Why was everybody on the same side of the boat? They mistakenly believed what the ECB (read Draghi) told them.

“Wait a minute,” you say, “what do you mean Draghi told them?”

I mean just that. The ECB conducts regular private conferences with what they call “market participants.”

The ECB has a special relationship with hedge funds and banks that includes closed-door meetings where it hands them privileged information, allowing them to trade in advance of ECB moves. When this popped on the front pages, Draghi, rather than pretending to be shocked and appalled, defended the practice: “Direct exchanges with … specialised audiences form an essential part of the ECB’s communication policy,” he wrote. They were “integral to its transparency policy.”

The ECB has enriched hedge funds and banks every way it could over the years since the euro debt crisis and bailouts. Stocks and bonds started selling off even before Draghi spoke at the press conference, as hedge funds were reacting to the ECB’s statement)

The ECB did in fact cut rates and increase the amount of QE it would deliver. But I’ll bet you a dollar to 12 doughnuts that, in the “private communications” the ECB had with various “specialised audiences,” they indicated even deeper cuts.

Why would hedge funds buy 10-year German bonds at very low rates using extraordinarily high leverage unless they thought rates were going lower? They expected rates to fall another 10-20 basis points when they bought those bonds. Depending when they bought the bonds, they may even have had open gains to protect. Furthermore, traders clearly expected the ECB to increase its €60 billion QE pace, not merely extend it.

I have sat with traders in Europe who were deeply confident about what the ECB would do. Now we know the reason why: they are getting the straight poop from deep within the bowels of the ECB.

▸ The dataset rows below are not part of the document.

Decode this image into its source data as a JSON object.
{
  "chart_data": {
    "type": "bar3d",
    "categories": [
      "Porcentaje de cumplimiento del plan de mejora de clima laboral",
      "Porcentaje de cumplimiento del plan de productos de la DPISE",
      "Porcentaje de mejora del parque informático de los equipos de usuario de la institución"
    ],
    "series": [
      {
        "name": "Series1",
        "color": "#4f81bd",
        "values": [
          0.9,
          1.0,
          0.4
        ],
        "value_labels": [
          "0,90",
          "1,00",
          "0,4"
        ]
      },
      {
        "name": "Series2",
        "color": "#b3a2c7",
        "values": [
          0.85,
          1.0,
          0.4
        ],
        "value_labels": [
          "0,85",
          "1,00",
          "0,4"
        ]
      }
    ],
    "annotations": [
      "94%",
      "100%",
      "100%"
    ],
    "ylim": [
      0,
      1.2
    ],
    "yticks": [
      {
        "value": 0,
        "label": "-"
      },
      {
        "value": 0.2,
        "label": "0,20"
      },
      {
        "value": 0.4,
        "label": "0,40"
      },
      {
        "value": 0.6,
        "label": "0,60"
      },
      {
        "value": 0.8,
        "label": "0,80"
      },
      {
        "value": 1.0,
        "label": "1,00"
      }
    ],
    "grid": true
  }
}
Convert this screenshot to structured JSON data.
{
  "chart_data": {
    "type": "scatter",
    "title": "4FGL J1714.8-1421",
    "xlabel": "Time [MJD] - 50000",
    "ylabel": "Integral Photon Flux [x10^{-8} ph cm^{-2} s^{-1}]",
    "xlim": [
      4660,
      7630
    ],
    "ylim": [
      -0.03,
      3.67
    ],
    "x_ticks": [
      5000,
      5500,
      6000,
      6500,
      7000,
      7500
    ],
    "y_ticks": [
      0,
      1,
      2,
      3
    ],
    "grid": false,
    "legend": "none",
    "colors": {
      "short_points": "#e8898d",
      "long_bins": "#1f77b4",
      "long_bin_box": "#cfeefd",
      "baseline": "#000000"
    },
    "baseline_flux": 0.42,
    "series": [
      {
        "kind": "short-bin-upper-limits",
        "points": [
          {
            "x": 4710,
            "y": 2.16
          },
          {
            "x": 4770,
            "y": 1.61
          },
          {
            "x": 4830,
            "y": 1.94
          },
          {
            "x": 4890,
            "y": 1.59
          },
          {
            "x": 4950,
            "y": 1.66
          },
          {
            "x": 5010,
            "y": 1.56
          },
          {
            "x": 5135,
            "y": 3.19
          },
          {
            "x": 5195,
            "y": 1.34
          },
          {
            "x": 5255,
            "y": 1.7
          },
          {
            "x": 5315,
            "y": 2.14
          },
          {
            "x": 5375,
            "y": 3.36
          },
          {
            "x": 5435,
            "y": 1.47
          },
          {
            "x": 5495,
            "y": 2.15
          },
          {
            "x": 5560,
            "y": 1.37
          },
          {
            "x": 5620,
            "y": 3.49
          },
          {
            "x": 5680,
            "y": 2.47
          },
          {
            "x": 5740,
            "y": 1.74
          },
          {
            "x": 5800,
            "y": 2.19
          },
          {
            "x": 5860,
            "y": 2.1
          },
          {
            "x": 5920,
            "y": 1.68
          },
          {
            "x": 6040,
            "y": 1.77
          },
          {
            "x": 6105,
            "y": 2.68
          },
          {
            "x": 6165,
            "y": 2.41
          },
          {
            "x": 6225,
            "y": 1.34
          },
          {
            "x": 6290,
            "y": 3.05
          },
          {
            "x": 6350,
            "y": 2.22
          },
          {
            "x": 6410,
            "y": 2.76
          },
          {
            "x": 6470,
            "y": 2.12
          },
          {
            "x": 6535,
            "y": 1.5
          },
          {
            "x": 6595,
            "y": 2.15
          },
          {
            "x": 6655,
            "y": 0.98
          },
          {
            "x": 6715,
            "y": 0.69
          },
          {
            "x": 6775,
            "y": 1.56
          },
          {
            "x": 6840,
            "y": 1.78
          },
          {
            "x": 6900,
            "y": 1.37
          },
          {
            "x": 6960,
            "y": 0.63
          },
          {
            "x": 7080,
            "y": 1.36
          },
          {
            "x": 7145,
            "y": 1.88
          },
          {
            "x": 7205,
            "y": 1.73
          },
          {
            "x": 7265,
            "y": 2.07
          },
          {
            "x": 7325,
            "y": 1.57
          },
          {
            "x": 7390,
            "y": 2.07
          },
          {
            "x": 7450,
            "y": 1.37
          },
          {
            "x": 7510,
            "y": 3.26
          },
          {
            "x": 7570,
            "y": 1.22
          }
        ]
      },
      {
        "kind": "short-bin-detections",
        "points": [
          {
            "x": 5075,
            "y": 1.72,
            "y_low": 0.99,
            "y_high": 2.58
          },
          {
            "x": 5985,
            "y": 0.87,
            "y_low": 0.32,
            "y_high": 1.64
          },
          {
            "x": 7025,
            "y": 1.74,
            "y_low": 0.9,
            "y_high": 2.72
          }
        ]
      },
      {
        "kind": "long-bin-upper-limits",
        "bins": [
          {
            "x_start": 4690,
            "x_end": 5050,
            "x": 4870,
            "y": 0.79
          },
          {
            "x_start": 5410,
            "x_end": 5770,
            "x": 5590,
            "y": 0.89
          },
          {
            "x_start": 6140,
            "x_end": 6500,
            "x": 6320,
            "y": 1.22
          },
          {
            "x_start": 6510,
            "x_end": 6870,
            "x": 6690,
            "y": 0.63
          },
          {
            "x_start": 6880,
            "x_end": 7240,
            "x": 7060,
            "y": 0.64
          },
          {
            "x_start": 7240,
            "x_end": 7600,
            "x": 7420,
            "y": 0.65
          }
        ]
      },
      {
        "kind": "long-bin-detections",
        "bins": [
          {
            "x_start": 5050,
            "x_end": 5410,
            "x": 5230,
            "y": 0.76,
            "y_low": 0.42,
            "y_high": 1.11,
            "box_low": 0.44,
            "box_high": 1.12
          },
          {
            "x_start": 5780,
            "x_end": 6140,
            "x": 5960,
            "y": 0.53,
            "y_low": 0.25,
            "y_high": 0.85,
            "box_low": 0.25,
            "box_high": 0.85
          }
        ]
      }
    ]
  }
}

Except that this time, Draghi could not get enough ECB board members to go along with him. I am sure he could have gotten a majority of the vote, but weak support would have raised too many eyebrows. Imagine the FOMC’s approving a new policy with five dissenters. People would say, correctly, that the Fed was in disarray.

I fully expect to see deeper cuts in Eurozone interest rates – perhaps even cuts into negative territory on the refinancing operations as well as the marginal lending facility.

The ECB under Draghi has been willing to hype its moves and then, when the moment comes, deliver more than it promised. This meeting tells us that there is now considerable resistance to taking rates even further into negative territory. It is clearly not just the German Bundesbank saying “Nein!”

I still think the euro will reach parity against the dollar, but the timeframe has been pushed out. Once-bitten, twice-shy traders and hedge funds may hesitate to go all-in against the euro, allowing the euro to rise even further. I expect this unless Draghi musters a surprise announcement that fulfills expectations at the March ECB meeting.

Draghi has to be frustrated: he lost some credibility last week. Now, when he re-utters the words “We will do whatever it takes,” the market will stay skeptical until he actually delivers. They will no longer believe he can deliver on whatever he promised in his “private consultations.”

Europe faces great difficulties generating any real inflation, and it won’t be long before another nation begins to have Greece-like troubles. The ECB must step up as the euro again comes under pressure.